Food spoils due to the action of bacteria and mold growing on the food and producing byproducts. Those organisms are present from the moment the animal is slaughtered but are kept from growing out of control by how the meat is stored.
The growth of those contaminants tends to be exponential, which means they are relatively low population for a while before reaching a critical point where they explode in population. We don’t mind or even notice the low population of bacteria and mold but when they massively increase the food is considered spoiled.
For chicken the bird was likely slaughtered about 3-5 days before it reaches the consumer. At that point it can only last a few more days in refrigeration before it might become dangerous.
That fresh chicken actually only took a few days to arrive in your kitchen.
It’s refrigerated during all transport; the longer away from processing centres you live, the shorter the use before date on the packaging will actually be on the day it gets to the stores.
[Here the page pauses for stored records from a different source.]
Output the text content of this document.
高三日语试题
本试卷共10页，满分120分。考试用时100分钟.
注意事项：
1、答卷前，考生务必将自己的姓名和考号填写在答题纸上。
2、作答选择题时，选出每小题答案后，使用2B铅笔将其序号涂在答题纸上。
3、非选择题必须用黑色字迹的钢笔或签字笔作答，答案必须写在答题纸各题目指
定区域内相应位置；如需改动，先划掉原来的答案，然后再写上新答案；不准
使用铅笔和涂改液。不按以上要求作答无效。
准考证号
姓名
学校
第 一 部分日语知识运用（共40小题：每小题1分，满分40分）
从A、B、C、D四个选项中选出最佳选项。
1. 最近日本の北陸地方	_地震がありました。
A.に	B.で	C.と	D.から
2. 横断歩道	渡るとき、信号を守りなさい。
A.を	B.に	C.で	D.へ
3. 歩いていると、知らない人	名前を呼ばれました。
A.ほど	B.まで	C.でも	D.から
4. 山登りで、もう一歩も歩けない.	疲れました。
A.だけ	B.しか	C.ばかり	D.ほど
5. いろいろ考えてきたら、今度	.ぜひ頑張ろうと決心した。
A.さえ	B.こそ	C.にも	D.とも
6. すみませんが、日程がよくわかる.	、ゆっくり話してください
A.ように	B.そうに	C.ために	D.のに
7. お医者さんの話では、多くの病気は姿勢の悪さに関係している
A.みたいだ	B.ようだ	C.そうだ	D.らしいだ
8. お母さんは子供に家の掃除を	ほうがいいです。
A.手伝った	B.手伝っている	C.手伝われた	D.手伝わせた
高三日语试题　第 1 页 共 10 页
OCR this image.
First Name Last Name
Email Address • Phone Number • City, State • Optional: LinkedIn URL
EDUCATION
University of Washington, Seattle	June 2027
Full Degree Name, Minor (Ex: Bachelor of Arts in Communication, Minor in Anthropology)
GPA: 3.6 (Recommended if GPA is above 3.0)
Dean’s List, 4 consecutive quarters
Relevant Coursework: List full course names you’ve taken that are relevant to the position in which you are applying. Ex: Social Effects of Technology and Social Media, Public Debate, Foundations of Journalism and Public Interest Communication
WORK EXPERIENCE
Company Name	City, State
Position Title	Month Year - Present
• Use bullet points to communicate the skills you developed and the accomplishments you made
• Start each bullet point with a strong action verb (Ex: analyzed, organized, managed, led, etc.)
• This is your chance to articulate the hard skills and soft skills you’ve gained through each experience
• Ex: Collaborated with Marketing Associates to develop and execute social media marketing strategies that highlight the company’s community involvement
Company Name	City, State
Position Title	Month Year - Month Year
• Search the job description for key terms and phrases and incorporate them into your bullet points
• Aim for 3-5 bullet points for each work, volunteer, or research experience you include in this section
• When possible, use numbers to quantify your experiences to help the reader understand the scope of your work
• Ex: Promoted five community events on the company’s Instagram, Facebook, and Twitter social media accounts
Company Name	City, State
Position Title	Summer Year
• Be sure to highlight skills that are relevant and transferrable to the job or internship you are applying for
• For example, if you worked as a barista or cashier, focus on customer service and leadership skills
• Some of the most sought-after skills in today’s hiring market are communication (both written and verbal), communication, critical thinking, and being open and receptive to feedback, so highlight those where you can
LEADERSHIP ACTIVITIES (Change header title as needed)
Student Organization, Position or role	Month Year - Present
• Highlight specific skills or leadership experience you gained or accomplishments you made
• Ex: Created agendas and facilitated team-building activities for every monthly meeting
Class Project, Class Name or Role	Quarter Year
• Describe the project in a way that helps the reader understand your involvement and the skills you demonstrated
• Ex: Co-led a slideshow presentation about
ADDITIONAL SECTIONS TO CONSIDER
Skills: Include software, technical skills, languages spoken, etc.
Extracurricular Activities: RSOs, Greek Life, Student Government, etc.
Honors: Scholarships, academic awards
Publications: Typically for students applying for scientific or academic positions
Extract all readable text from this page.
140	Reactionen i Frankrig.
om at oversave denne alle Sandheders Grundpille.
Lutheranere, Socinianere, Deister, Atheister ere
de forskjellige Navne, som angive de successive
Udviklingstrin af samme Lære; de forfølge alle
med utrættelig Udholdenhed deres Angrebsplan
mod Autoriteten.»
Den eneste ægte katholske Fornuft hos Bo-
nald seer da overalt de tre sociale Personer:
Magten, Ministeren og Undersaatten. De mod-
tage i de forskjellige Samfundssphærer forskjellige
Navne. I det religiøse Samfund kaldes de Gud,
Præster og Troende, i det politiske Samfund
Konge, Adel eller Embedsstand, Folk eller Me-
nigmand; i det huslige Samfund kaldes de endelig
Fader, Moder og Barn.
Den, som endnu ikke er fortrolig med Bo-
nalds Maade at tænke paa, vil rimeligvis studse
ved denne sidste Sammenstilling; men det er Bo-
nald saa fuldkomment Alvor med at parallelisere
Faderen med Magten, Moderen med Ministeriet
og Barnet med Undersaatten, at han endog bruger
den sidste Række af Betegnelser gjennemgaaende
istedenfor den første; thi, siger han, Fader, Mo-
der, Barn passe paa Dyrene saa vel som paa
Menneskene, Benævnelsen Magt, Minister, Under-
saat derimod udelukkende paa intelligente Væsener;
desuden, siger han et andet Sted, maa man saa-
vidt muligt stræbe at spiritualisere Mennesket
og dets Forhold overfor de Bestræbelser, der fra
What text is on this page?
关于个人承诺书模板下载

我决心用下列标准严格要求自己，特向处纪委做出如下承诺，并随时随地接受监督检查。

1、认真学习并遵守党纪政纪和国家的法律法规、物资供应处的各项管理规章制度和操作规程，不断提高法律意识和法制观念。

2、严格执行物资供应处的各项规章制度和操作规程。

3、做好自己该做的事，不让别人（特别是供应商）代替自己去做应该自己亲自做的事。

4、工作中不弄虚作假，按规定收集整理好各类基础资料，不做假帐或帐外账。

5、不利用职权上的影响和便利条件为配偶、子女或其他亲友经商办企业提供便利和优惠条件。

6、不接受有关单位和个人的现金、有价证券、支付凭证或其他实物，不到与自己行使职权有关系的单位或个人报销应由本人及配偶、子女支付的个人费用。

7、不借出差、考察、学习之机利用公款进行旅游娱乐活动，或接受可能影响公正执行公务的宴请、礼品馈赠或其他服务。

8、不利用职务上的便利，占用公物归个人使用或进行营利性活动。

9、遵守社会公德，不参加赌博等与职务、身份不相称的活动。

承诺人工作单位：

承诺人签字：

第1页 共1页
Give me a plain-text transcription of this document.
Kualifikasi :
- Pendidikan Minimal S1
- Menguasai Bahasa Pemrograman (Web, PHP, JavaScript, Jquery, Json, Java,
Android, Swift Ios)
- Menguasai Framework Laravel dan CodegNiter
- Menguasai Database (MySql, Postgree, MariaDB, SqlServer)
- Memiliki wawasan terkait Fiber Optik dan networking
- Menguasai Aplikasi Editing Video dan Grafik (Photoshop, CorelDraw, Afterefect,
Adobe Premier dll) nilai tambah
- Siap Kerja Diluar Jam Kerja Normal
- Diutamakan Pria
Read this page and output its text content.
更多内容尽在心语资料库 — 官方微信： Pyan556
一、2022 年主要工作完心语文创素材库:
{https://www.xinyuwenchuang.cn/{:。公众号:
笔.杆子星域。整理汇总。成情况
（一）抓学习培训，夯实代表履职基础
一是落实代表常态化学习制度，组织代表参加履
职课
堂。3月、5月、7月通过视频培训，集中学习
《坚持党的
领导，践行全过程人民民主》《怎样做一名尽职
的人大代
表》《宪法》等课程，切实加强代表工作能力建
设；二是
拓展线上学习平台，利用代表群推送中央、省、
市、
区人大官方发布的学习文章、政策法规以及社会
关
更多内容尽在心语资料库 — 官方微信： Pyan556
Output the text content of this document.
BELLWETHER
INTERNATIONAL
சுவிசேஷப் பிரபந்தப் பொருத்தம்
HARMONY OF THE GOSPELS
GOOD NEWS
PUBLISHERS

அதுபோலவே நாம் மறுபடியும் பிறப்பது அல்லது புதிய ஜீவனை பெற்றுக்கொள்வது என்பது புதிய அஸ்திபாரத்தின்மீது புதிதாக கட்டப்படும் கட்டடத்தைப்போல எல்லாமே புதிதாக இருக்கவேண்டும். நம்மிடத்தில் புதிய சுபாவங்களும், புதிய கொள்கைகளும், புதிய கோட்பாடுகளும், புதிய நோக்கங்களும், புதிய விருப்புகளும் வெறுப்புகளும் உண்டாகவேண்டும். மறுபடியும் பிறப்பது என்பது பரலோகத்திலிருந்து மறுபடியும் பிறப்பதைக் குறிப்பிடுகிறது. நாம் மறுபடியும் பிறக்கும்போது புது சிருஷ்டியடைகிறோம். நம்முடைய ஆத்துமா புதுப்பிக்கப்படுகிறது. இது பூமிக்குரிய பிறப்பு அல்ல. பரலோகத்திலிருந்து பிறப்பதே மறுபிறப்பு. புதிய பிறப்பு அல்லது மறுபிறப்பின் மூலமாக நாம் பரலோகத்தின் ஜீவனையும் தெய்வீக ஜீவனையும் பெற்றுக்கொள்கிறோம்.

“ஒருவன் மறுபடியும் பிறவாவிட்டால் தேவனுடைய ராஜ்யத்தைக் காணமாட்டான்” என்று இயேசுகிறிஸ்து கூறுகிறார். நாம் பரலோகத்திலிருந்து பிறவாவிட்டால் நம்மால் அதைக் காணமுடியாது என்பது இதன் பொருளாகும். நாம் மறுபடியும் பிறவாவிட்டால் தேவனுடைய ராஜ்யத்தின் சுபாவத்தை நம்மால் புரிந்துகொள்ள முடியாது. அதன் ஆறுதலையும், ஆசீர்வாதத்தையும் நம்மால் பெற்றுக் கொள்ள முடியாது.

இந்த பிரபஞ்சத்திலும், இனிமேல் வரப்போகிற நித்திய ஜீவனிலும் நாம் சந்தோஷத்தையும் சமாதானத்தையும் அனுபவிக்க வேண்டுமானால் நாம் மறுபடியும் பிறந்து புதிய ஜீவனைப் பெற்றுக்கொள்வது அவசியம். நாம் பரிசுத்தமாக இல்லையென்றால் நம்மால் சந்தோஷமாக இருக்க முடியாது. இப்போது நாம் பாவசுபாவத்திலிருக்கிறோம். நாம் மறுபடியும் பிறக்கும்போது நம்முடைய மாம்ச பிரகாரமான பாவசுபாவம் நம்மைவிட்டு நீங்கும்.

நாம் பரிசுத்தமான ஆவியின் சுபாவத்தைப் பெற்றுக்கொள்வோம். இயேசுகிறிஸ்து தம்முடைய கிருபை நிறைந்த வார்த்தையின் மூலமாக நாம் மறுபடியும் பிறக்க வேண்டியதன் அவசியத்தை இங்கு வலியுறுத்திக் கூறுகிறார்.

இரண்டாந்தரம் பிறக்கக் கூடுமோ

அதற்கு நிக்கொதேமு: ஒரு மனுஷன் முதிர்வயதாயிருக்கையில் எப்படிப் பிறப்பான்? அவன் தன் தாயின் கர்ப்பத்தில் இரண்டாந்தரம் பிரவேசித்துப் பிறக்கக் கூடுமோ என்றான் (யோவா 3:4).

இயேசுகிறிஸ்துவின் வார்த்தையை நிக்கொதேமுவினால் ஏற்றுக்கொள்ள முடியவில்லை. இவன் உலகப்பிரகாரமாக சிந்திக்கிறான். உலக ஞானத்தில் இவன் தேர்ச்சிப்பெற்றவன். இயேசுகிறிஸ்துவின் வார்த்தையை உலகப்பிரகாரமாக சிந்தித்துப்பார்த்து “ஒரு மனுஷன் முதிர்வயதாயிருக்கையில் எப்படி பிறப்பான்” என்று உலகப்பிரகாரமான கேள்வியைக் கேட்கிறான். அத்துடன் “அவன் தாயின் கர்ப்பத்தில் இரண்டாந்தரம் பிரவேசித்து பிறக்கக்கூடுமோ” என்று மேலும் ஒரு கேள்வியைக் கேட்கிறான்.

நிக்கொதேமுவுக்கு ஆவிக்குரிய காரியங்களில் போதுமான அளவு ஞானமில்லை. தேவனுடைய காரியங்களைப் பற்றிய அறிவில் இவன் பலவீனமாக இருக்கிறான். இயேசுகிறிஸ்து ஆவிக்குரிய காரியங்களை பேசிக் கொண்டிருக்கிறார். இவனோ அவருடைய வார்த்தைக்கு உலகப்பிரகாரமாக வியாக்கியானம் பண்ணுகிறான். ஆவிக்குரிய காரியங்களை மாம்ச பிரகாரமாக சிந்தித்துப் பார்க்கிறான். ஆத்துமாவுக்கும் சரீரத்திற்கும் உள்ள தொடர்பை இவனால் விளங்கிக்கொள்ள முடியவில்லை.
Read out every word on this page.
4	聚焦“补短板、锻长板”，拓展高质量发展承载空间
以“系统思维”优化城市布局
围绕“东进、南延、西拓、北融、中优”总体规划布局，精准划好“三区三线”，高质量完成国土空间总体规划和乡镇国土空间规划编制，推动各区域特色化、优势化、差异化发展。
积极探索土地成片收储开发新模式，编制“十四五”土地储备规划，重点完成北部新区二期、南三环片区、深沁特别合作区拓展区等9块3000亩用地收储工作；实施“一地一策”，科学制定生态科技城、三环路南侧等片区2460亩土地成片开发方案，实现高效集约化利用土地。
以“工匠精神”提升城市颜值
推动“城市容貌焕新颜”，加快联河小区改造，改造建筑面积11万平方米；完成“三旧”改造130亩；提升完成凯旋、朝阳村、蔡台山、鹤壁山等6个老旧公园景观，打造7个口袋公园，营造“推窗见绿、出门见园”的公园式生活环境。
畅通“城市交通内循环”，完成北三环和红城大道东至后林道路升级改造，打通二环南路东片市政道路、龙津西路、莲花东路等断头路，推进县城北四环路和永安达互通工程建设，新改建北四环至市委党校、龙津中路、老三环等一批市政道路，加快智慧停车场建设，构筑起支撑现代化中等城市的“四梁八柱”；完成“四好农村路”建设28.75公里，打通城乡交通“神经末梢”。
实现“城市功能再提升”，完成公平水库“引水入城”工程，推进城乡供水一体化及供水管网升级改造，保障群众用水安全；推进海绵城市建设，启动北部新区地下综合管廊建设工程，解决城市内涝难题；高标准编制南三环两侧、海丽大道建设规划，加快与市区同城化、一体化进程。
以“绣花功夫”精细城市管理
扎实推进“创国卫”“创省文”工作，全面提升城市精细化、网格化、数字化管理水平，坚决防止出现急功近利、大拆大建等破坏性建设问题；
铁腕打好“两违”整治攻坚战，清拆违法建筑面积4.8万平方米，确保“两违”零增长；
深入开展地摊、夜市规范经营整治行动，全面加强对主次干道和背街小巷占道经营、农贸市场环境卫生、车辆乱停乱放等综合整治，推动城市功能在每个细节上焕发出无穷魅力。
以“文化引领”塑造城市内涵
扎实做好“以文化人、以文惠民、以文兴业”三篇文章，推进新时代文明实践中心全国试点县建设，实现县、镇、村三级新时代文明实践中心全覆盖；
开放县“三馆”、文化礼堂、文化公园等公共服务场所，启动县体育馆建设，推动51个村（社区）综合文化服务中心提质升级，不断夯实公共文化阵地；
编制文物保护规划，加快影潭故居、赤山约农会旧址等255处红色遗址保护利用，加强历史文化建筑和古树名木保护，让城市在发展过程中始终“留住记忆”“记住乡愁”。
Apart from that thawed meet is frequently sold as well. That’s obviously not going bad because it gets flash frozen and only thawed in the shop right before putting it out for sale. And then again it’ll only last a few days.
But really, actual fresh chicken gets to your store/kitchen within 3 days of slaughter usually.
They don’t sit around in some ware house.
It gets slaughtered and processed, packaged and then is put on a truck to a distribution center. There it is unloaded, and put on the truck doing a delivery to your local store.
Thus 3 days being common with over night transport to and from a distribution centre.
The temperature is strictly controlled throughout the process of packaging, delivery, sitting in the store. It’s kept cold enough to not allow growth of harmful microorganisms in that time. The “best before” date is valid when it is stored under specific conditions, it certainly allows for some variation in temp for a brief period of time (e.g. till it gets from the fridge truck to the store fridge).
But once out of the store fridge, it is transported to yours in less than ideal conditions temperature-wise. It can go bad even before you get home, if your car is hot enough and the trip home takes a certain time.
Refrigerated grocery store meat doesn’t stay at refrigerated temps from when you put it in your car to when it goes in your fridge. You can mitigate this by buying meat last. I’ve got a 20 minute drive from the grocery store to my house, so I generally try to put a couple frozen items in with the meat.
There is a period of time between when the chicken is slaughtered and processed and it goes bad. It’s not a huge window (7-8 days or so) and perhaps half of that is between the time it’s processed, sent to distribution warehouses, and ends up on the grocery store cooler. Then it sells through in a couple days, and can last a few more in your fridge before it goes bad. Fresh meats are blast cooled to get them to low temperatures as quickly as possible after processing and kept at lower temps in transport and on grocery coolers than typical home fridge, which extends the life a little.
Any non-frozen raw chicken I buy comes with a best-before date… I just reference that regardless of how many days it’s been in my fridge vs the store’s. Yes, the period of transportation from store to home can make a difference. But also the chicken itself has heat capacity. It doesn’t instantly go from cold to room temperature just because you took it out of the fridge.
But agreed with others here, good practice to minimize the time it spends out of refrigeration. Pick it up last in the store. If you are buying any frozen food at the same time, bag the chicken together with the frozen food. When you get home it’s your first priority into the fridge.
Conversely, if I’m walking home from the grocery store when it’s “fridge temperature” outside or cooler, (I use a folding cart), I’ll put the raw meat package in a part of the cart where it’s in contact with the cold air, since that will keep it colder than being in contact with anything warmer in the cart.